Reclutamiento infantil es la materia que ha rajado al Estado colombiano
Resumen
El reclutamiento infantil se ha cuadruplicado en cinco años en Colombia, reflejando el abandono estatal, la pobreza y la falta de protección en territorios vulnerables.
Generado por Inteliegenica Artifical (OpenAI)Durante la semana anterior se conoció que las Fuerzas Armadas lograron arrancarle a la banda de alias ‘Calarcá’, y a las garras del reclutamiento forzoso, a cinco niños que tuvieron que huir hacia la selva para esconderse del grupo criminal.
Las aterradoras cifras que se conocen dan cuenta de que Colombia enfrenta una de sus derrotas más profundas en este aspecto, porque la infancia volvió a ser botín de guerra y escudo cobarde de los violentos.
En cinco años, el reclutamiento y uso de niños por grupos armados se cuadruplicó y hoy un menor cae en esa trampa cada 20 horas, según cifras verificadas por Naciones Unidas.
No se trata de una estadística más. Se trata de un país que permite que la violencia convierta la niñez en carne de cañón. El reclutamiento infantil es la materia que ha rajado al Estado colombiano.
El problema no nace sólo del fusil. Nace también de la pobreza persistente, de la escuela ausente, de la precariedad rural y del abandono estatal en territorios donde el Estado aparece tarde o nunca ha llegado.
Allí, las bandas narcoviolentas ofrecen miedo, techo falso, promesas de trabajo y una salida torcida a hogares sin protección. La coacción, la amenaza y la ruptura familiar hacen el resto.
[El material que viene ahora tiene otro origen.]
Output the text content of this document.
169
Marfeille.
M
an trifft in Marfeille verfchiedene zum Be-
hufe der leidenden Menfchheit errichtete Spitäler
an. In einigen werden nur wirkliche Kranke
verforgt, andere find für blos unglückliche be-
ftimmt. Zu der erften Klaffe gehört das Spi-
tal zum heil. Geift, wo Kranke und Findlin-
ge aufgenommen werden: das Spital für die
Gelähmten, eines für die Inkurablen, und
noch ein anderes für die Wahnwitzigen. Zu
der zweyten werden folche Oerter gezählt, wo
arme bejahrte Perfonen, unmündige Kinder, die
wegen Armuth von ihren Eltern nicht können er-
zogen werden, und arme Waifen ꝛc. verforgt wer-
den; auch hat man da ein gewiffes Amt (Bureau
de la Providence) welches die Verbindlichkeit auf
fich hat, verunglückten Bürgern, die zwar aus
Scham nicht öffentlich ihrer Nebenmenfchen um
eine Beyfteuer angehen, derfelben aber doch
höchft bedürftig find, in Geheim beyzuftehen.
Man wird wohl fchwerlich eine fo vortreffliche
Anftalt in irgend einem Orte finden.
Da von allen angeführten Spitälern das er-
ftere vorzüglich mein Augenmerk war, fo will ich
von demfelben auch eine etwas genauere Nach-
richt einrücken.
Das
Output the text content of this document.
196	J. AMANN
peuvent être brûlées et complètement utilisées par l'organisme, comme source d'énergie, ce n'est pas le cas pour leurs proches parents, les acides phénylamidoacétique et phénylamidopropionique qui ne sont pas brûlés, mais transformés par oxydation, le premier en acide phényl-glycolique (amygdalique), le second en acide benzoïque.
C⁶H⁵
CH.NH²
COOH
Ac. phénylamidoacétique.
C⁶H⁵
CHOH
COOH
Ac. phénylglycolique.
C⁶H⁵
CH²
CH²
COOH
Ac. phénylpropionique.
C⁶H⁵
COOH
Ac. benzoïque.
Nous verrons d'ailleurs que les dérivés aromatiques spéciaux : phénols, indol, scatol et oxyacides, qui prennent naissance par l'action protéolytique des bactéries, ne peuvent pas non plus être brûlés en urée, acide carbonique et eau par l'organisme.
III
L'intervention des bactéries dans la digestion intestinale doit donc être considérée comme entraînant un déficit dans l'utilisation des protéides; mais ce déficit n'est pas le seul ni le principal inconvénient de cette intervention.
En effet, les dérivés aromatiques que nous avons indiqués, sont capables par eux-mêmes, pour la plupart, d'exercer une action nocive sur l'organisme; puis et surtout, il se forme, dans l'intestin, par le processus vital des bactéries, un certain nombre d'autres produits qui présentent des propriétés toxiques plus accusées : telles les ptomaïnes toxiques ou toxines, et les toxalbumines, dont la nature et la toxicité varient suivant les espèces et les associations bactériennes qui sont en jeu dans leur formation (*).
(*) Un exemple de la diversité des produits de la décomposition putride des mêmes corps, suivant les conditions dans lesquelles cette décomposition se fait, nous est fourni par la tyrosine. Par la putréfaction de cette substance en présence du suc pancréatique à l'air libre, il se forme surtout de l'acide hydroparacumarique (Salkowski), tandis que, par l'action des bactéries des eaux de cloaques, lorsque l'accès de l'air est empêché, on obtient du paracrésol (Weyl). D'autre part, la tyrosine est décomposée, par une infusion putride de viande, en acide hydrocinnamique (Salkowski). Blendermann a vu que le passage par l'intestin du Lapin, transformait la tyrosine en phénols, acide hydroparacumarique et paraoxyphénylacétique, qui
Cuando un niño entra en un grupo armado, pierde libertad, educación, futuro y, con frecuencia, hasta el derecho a volver a ser niño.
La gravedad exige una respuesta que no cabe en discursos de ocasión. No basta con condenar el crimen ni con repetir que la niñez es prioridad. La prelación se demuestra con presupuesto, presencia institucional, justicia rápida y servicios públicos reales.
También urge mirar con seriedad el nuevo frente del reclutamiento, las redes sociales. Allí, los grupos armados esconden su violencia detrás de ofertas engañosas y discursos de oportunidad.
El Estado llega tarde a ese terreno digital, mientras la criminalidad habla el lenguaje que atrae a adolescentes sin horizontes. Esa batalla no se gana con improvisación.
Colombia necesita una política de Estado que rompa el ciclo antes de que el daño sea irreparable. Proteger a la infancia no es un gesto humanitario; es una obligación jurídica, moral y política.
Cada niño reclutado revela una falla colectiva. Cada niña usada por un grupo armado acusa a las instituciones, a las élites y a la sociedad entera.
Esa aceptación silenciosa sería otra forma de complicidad. Recuperar a los menores ya atrapados resulta indispensable, pero impedir nuevos casos debe ser la verdadera medida del compromiso nacional.
Mientras un sólo niño sea arrancado de su hogar para servir obligado o convencido a la violencia, Colombia seguirá con ese Inri de fallar en lo elemental que es defender a quienes más necesita proteger.
Sin presencia estatal sostenida, la prevención queda en vacío. Sin justicia ejemplar, el reclutamiento se repite. Y sin oportunidades dignas para las familias, la violencia encontrará puertas abiertas en las zonas marginales del país, ante la indiferencia de esta sociedad indolente.